= Karl Buchwald =

German politician and trade unionist

Karl Buchwald (1889 – ?) was a German politician and trade unionist.

Buchwald was born in a working-class family in the Galician town of Auschwitz on December 4, 1889. He became a trade unionist in 1907. On February 2, 1919, he joined the Independent Social Democratic Party of Germany (USPD) and became the local party chairman in Königshütte (present-day Chorzów in Poland). He became a functionary of the German Metal Workers' Union (DMV) in July 1920, serving as the vice area director. 1922–1935 he served as in different posts in the union in Eastern Upper Silesia, eventually becoming the secretary of the regional unit.

Following the integration of Upper Silesia into Poland, Buchwald became a member of the German Social Democratic Party of Poland (DSDP). He was elected to the Silesian Sejm in 1922, and in the Sejm he joined the German Club.

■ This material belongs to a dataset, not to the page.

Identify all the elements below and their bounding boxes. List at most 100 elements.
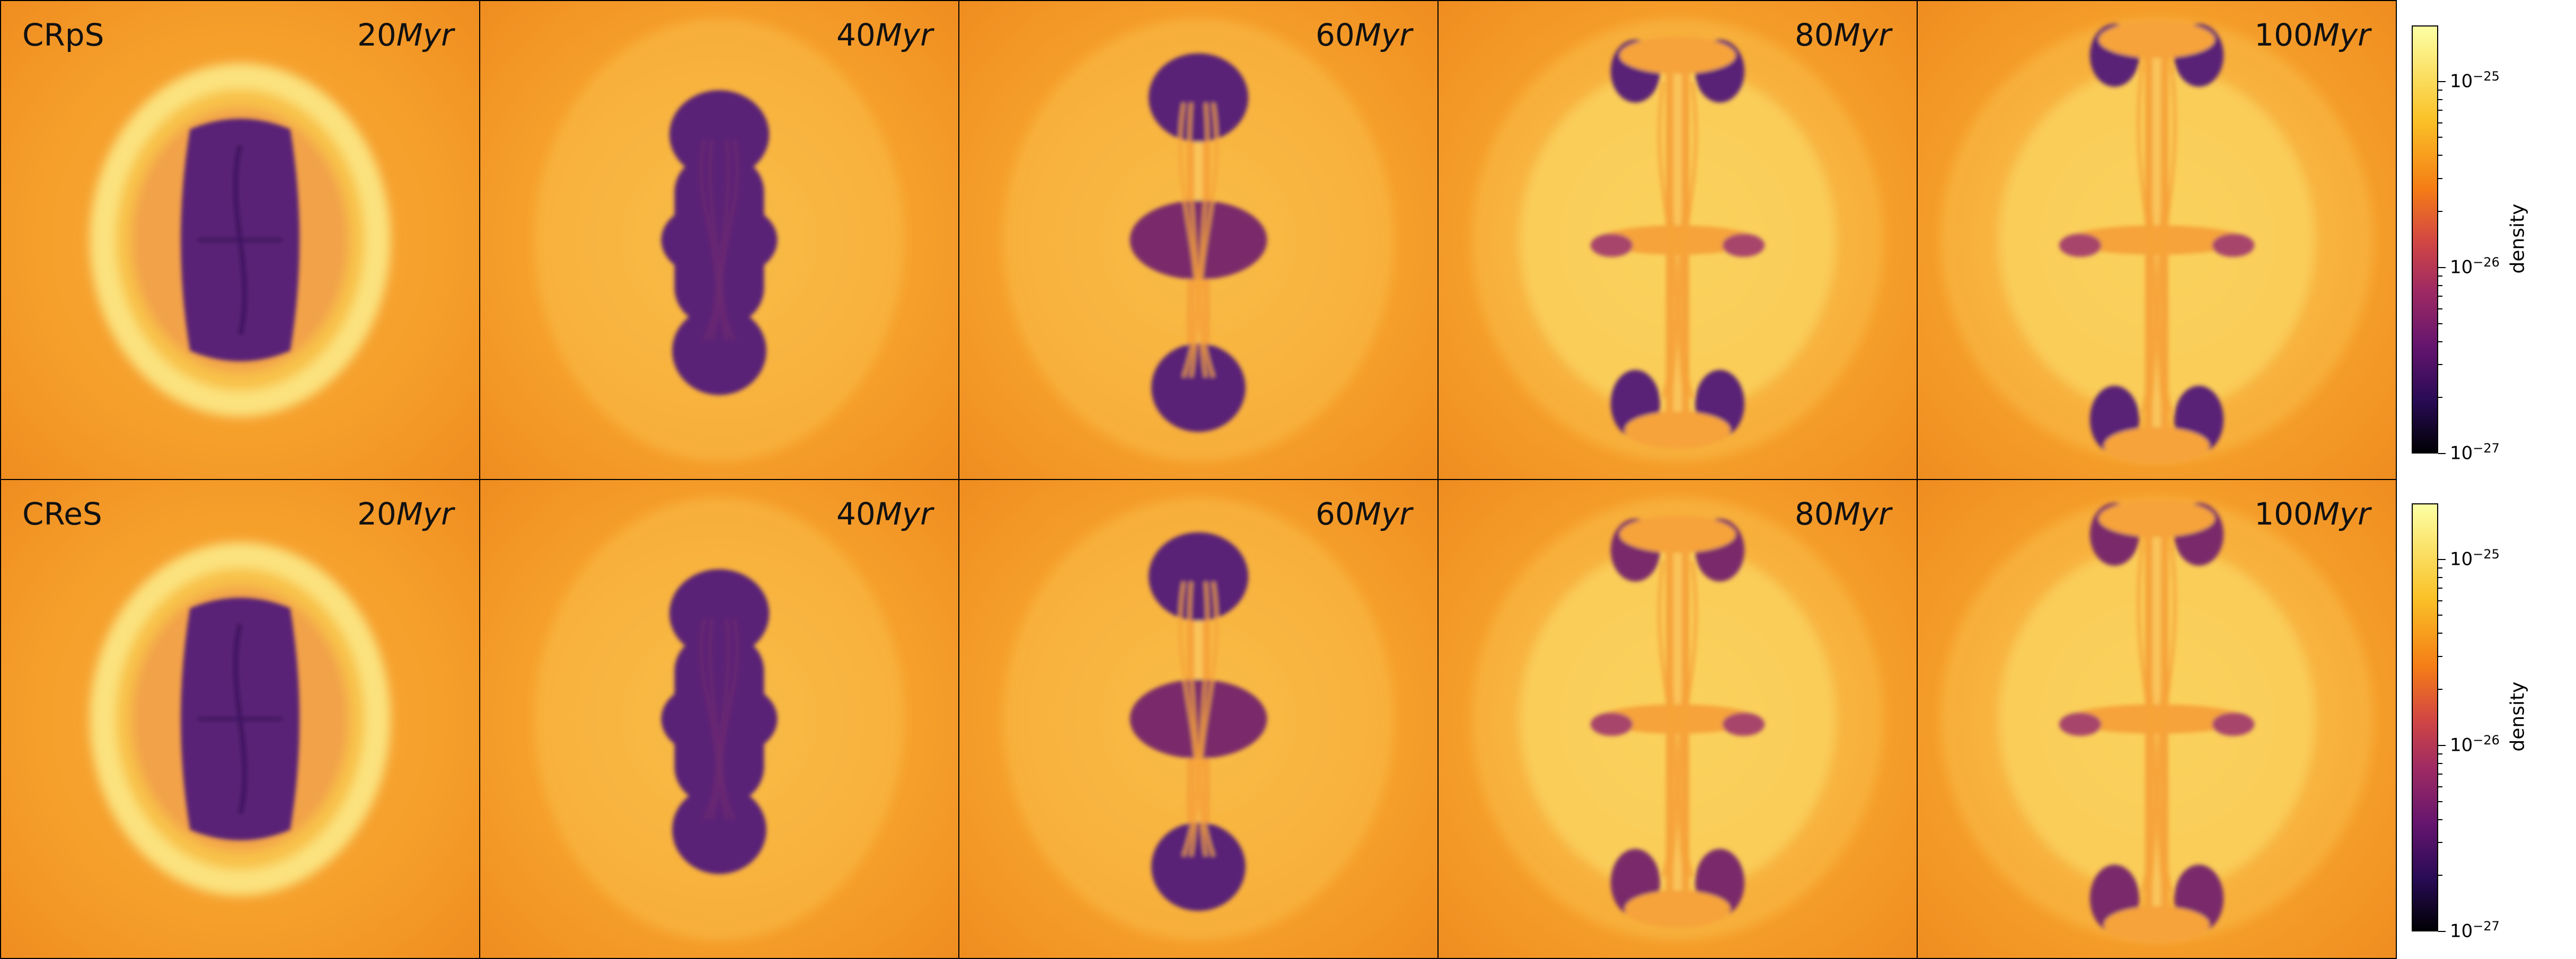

In 1926 he joined the club of the Polish Socialist Party (PPS) instead. Between 1930 and 1935 he served as a member of the Upper Silesia party leadership of the German Socialist Labour Party of Poland (DSAP).

In 1935 he broke away from the DSAP. The break with the party was provoked by developments in the trade union field. On March 3, 1935, a delegate conference of DMV in Upper Silesia was held at which Buchwald called for dissolving the union and merging with the Trade Union of German Workers in Poland (GDA) in its place (an initiative of the German Labour Front in Gleiwitz). Later the same month Buchwald was included in the GDA leadership.